I went to Elmer Jordan's funeral today. It was an upbeat service appropriate for a man who added life and wisdom to countless CdA'ians since the 1940's. Speakers included Mayor Sandi, Charlie Nipp, Denny Hague, and Don Monson; the latter three played ball for Elmer. Elmer was truly an extraordinarily respected man.
A couple of things struck me. First, I hope that when I pass away, people will remember me a fraction as fondly as they did Elmer. And that hope made me realize, once again, that I have a lot of work to do to stop thinking so much of myself and more about my community.

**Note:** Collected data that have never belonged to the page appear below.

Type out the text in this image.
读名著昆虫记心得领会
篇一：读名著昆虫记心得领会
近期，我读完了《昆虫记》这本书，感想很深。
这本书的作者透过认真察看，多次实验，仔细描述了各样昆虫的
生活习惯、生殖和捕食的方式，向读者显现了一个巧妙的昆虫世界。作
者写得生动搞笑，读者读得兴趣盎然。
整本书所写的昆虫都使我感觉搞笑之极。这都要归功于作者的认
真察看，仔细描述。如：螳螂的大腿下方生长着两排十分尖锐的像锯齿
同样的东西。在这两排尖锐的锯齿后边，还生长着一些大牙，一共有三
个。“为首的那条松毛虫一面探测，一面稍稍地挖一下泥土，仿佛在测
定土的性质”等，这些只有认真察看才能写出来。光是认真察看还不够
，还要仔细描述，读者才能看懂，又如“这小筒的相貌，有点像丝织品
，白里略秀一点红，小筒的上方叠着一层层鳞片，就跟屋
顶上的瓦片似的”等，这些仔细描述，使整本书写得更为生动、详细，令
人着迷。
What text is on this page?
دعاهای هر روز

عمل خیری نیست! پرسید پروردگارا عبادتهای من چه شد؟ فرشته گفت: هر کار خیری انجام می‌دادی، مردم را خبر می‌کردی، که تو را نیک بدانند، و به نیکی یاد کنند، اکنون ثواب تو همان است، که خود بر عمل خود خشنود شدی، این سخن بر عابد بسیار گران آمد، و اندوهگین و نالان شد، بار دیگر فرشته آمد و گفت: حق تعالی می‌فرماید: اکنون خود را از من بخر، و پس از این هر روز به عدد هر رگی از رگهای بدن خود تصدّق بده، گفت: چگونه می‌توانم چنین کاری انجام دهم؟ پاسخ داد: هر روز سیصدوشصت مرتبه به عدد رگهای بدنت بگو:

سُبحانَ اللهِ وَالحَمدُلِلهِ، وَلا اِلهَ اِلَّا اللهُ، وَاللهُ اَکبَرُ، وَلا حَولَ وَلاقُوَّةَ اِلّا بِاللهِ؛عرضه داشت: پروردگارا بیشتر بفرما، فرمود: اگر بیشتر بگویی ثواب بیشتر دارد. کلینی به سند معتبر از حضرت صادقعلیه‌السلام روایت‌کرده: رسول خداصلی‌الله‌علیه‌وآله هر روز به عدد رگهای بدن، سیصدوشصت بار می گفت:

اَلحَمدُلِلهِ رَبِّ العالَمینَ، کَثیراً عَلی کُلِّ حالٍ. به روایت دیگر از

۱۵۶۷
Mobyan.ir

Second, the many tales of Elmer's unique ability to instill sportsmanship, integrity, and discipline and WIN at the same time seems to be a lost art today. Today the "winning" seems to overcome the sportsmenship. I recently sat next to a basketball coach from one of the CdA highschools while our 3rd-graders were playing AAU basketball. At halftime, he called his son over to tell him to only foul the other kids in front of "the ref with the glasses. He doesn't call it as much." The the coach's dad commented to me about how the opposition player who had to leave due to an injury must have "received a little payback." I told him that our coach didn't teach "payback." He was pretty smirky about that.
I know there are some coaches (Shawn Amos at CdA High comes to mind) that still believe in developing young men to be good citizens as well as teaching them to win, but it seems that like is becoming the exception. The age of Dennis Erikson seems to be the norm. I hope I am wrong about that, but I believe we need more Elmer Jordans.